This experiment is carried out in the vs2019 X86 environment
This experiment analyzes a situation where an array out of bounds leads to an infinite loop of output.
The experimental code is as follows:
int main()
{
int i = 0;
int a[10] = { 1,2,3,4,5,6,7,8,9,10 };
for (i = 0; i <= 12; i++)
{
a[i] = 0;
printf("%d\n", a[i]);
}
return 0;
}From the point of view of the code, the array is out of bounds in the loop. If you do not analyze the code from the perspective of the physical address, you will think that the output starts with address a and outputs 13 0s, but the actual situation is as follows, which is actually an infinite loop output 0, as shown below:
Why is this so?
The most critical of them is " in the space allocated by the program, the high address is used first and then the low address is used ". According to the usage rules of this space, in this program, i is created first, and the array a is created later, so the address of i is greater than the address of the end of a, if the range of a out of bounds includes i, then It will reassign i to 0, so that the value of i is always less than 12, resulting in an infinite loop.
ok! The theory is like this, and then experiment to see if it is what I expected:
See that the address of i is the same as the address of a[12], so when i is equal to 12, i will be set to 0 because of the operation of a[12]=0, making it impossible for i to be greater than 12 , resulting in an endless loop.
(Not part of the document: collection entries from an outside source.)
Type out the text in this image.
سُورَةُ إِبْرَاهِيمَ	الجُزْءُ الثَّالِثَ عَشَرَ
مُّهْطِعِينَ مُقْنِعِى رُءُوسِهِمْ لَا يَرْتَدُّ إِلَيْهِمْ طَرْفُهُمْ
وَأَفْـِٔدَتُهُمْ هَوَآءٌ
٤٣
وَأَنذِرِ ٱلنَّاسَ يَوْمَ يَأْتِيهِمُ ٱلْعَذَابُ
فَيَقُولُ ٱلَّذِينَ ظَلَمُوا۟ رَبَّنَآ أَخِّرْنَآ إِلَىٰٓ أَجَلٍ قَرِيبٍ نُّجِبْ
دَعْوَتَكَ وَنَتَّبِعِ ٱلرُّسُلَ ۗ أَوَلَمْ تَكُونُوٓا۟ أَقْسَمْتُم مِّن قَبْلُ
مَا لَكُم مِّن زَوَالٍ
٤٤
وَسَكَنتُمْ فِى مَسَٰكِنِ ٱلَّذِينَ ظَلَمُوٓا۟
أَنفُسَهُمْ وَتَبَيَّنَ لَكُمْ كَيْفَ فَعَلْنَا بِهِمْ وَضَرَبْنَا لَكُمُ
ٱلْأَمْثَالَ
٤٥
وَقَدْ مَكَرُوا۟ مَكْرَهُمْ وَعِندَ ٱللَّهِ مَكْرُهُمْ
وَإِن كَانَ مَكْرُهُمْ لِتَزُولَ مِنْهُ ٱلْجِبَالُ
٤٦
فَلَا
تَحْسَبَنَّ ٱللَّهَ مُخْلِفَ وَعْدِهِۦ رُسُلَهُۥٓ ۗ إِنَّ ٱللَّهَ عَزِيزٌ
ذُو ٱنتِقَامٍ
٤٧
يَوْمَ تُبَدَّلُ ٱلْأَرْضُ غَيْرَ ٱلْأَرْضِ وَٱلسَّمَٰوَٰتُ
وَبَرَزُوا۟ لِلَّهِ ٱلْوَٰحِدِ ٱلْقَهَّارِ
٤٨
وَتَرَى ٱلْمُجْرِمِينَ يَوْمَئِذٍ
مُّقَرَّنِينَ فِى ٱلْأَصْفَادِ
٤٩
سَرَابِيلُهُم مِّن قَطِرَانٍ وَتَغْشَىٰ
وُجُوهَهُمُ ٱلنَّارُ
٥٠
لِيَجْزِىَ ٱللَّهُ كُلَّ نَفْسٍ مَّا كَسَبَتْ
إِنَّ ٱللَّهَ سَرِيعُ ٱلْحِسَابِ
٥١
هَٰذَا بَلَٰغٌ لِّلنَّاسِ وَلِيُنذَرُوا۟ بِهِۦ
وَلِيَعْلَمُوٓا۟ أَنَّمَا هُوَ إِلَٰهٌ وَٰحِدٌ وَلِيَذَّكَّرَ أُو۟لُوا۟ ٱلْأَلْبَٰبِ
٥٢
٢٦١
When it is out of bounds, the experiment found that a[i]=0 will also change the content of the out-of-bounds space, so the out-of-bounds operation of the array is very dangerous.
Stupid little thoughts:
As mentioned above, in the space allocated by the program, the high address is used first and then the low address is used. If the variable i is created after the array, that is, the out-of-bounds space will not contain i, and i will not be changed by a[i] value, what happens?
The result is as follows:
Output 13 0s, and report an error directly, but why didn’t there be an error when there was an infinite loop before? Personally, I think that the error report was reported at the end of the program, but the previous one has been in an endless loop, and the program has no chance to report an error.